Vector field visualization is a major discipline of scientific visualization that helps to push the frontiers of research in fluid mechanics, medicine, biology, astrophysics and many more. Our goal is to develop novel algorithms that help to extract features in flows, such as vortices or separating structures. We improve the rendering quality to increase the reliability of the obtained visualizations, and we put the users first to let them emphasize and discover certain structures of interest. We investigate the properties of traditional flows such as gases and fluids, as well as higher-dimensional flows that describe the motion of finite-sized objects carried by fluids, also known as inertial particles.
Feature Extraction in Unsteady Flows
Our research is dedicated to novel extraction and rendering techniques for the visualization of features in unsteady flows. For this, we apply techniques from light transport in heterogeneous participating media to the unbiased rendering of features in Lagrangian scalar fields. An example in atmospheric flows are the ridges of the finite-time Lyapunov exponent (FTLE), which constrain the advection of trace gases, guide temperature diffusion, and cloud formation.
Inertial Particle Dynamics
Recent research in flow visualization focused on the analysis of massless particles. However, in many application scenarios, the mass of particles and their resulting inertia are essential, for instance when sand particles interact with aircraft. The governing ordinary differential equation of even simple inertial flow models is up to seven dimensional, which makes feature extraction a challenging task. We extract and visualize integral geometry, study the vortical motion and separation behavior of inertial particles, and extend traditional vector field topology to the inertial case.
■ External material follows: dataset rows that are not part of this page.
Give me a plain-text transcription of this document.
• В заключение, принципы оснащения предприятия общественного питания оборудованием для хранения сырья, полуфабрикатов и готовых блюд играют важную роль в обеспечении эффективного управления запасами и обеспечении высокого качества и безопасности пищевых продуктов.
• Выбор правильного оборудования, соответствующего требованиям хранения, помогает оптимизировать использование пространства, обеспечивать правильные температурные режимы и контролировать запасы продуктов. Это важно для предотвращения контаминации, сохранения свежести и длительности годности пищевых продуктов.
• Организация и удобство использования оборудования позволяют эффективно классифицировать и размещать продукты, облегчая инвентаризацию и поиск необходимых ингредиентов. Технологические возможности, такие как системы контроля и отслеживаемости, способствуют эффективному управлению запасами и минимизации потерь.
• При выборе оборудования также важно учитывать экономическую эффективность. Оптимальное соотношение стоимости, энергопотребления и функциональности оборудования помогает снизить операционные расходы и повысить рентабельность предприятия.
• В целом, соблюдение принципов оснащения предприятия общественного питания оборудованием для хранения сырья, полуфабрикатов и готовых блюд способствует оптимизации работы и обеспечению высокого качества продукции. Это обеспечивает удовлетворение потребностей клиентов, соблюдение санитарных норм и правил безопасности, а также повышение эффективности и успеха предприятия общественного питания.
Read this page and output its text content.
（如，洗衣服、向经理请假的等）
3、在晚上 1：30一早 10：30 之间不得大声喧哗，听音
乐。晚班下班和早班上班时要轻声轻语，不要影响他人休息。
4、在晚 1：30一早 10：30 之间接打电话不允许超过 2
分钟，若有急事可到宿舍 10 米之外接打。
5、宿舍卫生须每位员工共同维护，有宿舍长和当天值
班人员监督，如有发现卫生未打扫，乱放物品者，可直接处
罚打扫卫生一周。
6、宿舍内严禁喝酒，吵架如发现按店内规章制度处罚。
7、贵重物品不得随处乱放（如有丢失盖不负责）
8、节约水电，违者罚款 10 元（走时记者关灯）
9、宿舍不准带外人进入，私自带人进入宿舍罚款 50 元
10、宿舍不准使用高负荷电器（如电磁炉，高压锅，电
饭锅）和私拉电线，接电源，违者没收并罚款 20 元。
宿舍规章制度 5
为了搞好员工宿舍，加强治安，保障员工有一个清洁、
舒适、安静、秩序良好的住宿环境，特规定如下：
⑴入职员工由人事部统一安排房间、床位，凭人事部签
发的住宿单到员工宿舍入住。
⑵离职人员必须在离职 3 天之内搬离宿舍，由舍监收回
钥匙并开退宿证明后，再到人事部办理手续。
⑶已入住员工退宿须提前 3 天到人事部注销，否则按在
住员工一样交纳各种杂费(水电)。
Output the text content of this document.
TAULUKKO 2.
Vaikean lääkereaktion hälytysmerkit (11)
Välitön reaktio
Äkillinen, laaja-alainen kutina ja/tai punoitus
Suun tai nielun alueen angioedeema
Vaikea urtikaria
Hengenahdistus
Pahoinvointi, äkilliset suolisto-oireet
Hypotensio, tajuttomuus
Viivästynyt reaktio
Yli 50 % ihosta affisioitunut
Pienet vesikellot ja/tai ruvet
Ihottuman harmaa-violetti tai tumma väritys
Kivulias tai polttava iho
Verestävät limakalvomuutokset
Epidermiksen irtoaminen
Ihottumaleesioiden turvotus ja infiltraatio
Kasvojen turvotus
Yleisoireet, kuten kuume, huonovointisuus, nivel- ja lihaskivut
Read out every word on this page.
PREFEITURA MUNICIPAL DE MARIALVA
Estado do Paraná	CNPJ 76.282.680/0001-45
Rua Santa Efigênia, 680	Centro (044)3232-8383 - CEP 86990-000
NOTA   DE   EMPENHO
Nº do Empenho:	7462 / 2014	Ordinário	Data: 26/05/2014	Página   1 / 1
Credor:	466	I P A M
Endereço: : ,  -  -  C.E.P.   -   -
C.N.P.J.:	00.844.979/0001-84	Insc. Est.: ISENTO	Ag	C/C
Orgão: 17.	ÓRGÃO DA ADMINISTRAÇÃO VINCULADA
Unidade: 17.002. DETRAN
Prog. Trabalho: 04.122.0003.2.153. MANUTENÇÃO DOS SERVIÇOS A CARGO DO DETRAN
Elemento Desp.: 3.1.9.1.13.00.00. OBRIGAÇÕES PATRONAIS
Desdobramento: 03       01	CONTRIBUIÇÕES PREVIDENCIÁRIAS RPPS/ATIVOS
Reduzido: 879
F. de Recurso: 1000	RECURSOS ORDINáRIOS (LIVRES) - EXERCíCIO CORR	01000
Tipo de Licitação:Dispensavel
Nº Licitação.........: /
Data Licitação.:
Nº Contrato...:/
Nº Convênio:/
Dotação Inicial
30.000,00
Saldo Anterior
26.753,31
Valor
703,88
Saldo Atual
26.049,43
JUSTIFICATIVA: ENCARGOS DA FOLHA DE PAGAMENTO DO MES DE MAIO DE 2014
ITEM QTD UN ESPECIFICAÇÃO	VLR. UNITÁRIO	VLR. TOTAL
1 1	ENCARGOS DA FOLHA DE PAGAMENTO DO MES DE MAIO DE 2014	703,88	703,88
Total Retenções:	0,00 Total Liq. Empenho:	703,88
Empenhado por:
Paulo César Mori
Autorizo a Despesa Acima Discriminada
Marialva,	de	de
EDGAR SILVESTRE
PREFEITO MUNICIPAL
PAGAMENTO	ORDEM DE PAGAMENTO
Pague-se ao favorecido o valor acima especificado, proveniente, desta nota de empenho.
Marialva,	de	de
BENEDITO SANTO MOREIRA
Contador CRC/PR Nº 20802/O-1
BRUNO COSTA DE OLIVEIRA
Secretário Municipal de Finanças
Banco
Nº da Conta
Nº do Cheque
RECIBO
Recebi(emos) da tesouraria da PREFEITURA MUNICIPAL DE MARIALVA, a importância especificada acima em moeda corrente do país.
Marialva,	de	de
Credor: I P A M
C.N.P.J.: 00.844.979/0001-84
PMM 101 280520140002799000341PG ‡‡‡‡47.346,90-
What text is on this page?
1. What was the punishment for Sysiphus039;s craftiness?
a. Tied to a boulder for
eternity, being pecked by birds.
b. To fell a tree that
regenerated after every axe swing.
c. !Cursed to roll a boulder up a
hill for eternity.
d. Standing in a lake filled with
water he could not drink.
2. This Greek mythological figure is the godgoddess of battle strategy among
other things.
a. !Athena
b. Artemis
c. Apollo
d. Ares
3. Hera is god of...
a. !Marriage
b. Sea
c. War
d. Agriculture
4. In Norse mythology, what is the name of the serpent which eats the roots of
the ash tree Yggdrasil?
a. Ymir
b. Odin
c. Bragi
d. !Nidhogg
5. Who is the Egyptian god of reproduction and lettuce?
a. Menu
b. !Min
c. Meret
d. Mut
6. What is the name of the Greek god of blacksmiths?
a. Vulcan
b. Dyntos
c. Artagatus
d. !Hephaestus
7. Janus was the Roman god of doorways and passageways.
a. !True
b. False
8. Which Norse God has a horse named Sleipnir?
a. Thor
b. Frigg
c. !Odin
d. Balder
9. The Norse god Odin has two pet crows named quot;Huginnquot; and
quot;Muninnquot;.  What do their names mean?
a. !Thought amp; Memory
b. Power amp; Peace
When it comes to 3D flow visualization, we often encounter occlusion problems when displaying dense sets of points, lines or multiple surfaces. A vital aspect is the careful selection of the primitives that best communicate the relevant features in a data set. We investigate optimization-based approaches that adjust the opacity of points, lines and surfaces to strive for a balance between the presentation of relevant information and occlusion avoidance.